Walter Isaacson is a Professor of History at Tulane and an advisory partner at Perella Weinberg, a financial services firm based in New York City. He is the past CEO of the Aspen Institute, where he is now a Distinguished Fellow, and has been the chairman of CNN and the editor of TIME magazine.
Isaacson’s most recent biography, Leonardo da Vinci (2017), offers new discoveries about Leonardo’s life and work, weaving a narrative that connects his art to his science. He is also the author of The Innovators: How a Group of Hackers, Geniuses, and Geeks Created the Digital Revolution (2014), Steve Jobs (2011), Einstein: His Life and Universe (2007), Benjamin Franklin: An American Life (2003), and Kissinger: A Biography (1992), and co-author of The Wise Men: Six Friends and the World They Made (1986).

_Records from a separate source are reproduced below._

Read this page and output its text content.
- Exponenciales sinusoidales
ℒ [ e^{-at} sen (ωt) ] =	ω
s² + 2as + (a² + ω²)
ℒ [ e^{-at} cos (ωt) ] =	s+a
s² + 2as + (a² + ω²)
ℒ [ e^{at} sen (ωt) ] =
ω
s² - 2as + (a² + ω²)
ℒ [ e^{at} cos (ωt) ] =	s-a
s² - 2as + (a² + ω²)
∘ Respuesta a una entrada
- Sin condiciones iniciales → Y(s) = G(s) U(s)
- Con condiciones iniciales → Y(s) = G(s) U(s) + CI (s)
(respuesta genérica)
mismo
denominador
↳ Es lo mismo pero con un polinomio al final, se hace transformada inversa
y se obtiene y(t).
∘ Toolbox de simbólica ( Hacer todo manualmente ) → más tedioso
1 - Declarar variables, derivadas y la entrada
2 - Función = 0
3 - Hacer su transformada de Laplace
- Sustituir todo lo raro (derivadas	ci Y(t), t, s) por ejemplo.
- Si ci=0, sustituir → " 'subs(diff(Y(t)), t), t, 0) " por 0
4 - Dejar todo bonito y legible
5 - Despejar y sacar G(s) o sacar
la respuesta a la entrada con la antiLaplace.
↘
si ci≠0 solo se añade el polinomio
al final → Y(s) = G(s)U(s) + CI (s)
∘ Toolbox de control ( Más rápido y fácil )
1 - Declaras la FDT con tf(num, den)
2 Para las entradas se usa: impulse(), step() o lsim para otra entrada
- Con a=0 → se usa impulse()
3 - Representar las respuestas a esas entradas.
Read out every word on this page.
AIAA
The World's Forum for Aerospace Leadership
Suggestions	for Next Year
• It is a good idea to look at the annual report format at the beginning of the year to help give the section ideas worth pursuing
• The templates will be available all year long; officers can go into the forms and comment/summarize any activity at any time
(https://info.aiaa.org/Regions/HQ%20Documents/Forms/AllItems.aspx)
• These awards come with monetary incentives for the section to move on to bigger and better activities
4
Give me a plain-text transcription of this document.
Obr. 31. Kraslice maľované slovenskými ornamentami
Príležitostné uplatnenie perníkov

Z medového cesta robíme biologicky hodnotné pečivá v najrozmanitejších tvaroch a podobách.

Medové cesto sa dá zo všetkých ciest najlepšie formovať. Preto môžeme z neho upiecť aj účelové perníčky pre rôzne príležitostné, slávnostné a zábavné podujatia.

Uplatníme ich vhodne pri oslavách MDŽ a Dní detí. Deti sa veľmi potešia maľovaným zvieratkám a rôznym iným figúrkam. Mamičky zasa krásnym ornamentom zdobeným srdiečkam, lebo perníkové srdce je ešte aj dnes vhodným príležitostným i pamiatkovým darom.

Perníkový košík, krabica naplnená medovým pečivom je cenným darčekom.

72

He is a host of the show “Amanpour and Company” on PBS and CNN, a contributor to CNBC, and host of the podcast “Trailblazers, from Dell Technologies.”
Isaacson was born on May 20, 1952, in New Orleans. He is a graduate of Harvard College and of Pembroke College of Oxford University, where he was a Rhodes Scholar. He began his career at The Sunday Times of London and then the New Orleans Times-Picayune. He joined TIME in 1978 and served as a political correspondent, national editor, and editor of digital media before becoming the magazine’s 14th editor in 1996. He became chairman and CEO of CNN in 2001, and then president and CEO of the Aspen Institute in 2003.
He is chair emeritus of Teach for America. From 2005-2007 he was the vice-chair of the Louisiana Recovery Authority, which oversaw the rebuilding after Hurricane Katrina. He was appointed by President Barack Obama and confirmed by the Senate to serve as the chairman of the Broadcasting Board of Governors, which runs Voice of America, Radio Free Europe, and other international broadcasts of the United States, a position he held from 2009 to 2012.
He is a member of the American Academy of Arts and Sciences, the Royal Society of the Arts, and the American Philosophical Society. He serves on the board of United Airlines, the New Orleans City Planning Commission, the New Orleans Tricentennial Commission, Bloomberg Philanthropies, the Rockefeller Foundation, the Society of American Historians, the U.S. Defense Department Innovation Board, the Carnegie Institution for Science, and My Brother’s Keeper Alliance.